Cuba accusée d'ingérence par l'équipe de Maduro

Juan Guaido s'est adressé par message vidéo aux participants, se disant impatient de voir organiser «le plus tôt possible une élection libre et équitable pour rétablir la démocratie au Venezuela». Les Vénézuéliens «sont tout près de recouvrer leur liberté», a-t-il ajouté.
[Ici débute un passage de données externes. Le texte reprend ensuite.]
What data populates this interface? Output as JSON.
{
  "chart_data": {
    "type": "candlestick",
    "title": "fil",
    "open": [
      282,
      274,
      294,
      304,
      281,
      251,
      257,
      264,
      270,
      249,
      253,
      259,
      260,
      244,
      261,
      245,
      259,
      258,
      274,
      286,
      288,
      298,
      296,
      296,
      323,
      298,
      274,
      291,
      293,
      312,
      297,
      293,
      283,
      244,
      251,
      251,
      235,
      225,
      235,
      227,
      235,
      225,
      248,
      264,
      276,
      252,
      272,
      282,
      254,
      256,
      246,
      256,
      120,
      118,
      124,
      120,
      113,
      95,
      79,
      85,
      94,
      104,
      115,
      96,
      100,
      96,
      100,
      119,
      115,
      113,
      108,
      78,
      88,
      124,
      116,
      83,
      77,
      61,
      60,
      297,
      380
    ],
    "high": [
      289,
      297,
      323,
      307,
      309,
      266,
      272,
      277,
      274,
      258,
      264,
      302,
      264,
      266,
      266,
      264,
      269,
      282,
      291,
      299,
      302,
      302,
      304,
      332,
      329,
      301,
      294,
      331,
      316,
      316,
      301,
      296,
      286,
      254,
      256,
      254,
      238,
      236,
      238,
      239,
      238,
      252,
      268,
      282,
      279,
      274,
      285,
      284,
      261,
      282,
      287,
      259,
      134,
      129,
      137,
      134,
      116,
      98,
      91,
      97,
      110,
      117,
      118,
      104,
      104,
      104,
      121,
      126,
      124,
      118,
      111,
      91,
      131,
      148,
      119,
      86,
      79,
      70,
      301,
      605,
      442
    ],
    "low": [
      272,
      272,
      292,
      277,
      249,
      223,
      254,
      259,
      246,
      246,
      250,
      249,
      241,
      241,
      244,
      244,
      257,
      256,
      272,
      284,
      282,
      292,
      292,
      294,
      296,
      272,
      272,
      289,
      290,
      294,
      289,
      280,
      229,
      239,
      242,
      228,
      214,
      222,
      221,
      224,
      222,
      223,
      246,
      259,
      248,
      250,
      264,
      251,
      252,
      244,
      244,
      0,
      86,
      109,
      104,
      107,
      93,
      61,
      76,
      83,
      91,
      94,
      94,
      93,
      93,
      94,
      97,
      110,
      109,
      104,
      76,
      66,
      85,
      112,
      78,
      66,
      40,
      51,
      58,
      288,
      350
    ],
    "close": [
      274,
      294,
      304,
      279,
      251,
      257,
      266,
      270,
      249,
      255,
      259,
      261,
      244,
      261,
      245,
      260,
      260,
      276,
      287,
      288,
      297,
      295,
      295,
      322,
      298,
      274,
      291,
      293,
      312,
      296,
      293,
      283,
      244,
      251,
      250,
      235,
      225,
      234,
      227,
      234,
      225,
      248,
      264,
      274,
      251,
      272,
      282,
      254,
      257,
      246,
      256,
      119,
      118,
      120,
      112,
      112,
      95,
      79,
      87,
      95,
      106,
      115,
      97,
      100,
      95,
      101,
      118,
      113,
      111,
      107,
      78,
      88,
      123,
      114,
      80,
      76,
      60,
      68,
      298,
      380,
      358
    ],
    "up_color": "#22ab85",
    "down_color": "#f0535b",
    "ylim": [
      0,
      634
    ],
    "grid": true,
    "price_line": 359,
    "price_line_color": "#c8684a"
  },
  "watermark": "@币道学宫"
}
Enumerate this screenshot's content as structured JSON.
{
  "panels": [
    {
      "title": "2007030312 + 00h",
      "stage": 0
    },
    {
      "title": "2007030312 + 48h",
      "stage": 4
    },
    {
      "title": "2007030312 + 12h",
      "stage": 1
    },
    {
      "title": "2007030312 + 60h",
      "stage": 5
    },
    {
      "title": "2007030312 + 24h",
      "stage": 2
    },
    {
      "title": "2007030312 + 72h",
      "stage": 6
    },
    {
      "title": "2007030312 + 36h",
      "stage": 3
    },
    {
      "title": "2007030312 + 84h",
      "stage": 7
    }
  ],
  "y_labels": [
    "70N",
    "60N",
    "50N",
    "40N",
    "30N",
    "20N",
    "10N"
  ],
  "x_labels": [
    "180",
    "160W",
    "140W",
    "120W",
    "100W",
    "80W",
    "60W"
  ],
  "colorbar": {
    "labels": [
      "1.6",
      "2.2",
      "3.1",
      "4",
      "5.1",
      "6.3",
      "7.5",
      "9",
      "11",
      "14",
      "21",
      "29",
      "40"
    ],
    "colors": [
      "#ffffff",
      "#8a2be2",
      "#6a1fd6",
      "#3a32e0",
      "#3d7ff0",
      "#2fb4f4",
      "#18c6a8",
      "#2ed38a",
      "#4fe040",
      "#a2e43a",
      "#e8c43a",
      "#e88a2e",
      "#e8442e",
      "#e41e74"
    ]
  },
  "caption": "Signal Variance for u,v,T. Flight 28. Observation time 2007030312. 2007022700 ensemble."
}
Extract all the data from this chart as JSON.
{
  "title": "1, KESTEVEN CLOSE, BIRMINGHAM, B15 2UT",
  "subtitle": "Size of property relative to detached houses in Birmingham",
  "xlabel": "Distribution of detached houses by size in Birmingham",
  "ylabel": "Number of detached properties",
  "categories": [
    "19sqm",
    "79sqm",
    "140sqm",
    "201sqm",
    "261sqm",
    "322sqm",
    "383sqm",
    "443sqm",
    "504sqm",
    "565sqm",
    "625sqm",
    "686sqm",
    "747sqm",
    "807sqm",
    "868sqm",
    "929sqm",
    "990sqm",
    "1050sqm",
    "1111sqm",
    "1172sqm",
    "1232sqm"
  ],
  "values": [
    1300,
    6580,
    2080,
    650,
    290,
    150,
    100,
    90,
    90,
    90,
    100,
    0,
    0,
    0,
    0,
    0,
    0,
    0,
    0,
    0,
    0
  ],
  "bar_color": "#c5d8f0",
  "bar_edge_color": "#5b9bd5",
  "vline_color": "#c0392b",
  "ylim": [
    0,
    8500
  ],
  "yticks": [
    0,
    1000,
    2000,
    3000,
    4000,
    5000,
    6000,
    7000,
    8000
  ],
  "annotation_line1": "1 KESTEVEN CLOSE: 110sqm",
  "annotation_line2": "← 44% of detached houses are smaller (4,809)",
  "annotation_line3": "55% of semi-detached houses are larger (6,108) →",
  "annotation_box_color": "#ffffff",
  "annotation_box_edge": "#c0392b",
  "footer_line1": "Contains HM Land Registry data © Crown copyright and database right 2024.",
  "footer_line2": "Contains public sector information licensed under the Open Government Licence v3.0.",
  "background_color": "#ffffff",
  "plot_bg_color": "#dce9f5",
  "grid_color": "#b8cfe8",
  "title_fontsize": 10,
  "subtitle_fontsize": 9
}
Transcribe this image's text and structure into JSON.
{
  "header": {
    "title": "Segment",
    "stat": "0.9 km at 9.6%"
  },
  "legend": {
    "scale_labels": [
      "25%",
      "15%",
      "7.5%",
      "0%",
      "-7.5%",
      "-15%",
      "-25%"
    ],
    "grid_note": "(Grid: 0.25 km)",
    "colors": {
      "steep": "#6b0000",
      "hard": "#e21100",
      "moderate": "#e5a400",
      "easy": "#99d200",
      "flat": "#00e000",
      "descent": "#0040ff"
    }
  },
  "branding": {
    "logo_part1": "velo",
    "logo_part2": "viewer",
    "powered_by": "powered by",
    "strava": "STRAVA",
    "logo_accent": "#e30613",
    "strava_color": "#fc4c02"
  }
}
L'envoyé spécial de Juan Guaido, Julio Borges, a de son côté accusé Cuba d'ingérence au Venezuela: «Le problème c'est que les forces armées vénézuéliennes ont été kidnappées par Cuba», a-t-il affirmé à la presse à l'issue de la rencontre d'Ottawa. «Derrière Maduro, il y a le gouvernement cubain, la dictature cubaine, qui est responsable de la violence, de la répression, des kidnappings (et) de la torture», a accusé Julio Borges, leader du parti Primero Justicia.

Chrystia Freeland a enfin annoncé que la prochaine réunion du Groupe de Lima aurait lieu en Colombie, à une date non précisée.

Un communiqué jugé «répugnant et risible» par Nicolas Maduro

Le président vénézuélien Nicolas Maduro a jugé lundi «répugnant et risible» l'appel lancé par le Groupe de Lima.  «On ne sait pas s'il faut rire ou vomir», a-t-il dit, parlant de l'appel du Groupe de Lima.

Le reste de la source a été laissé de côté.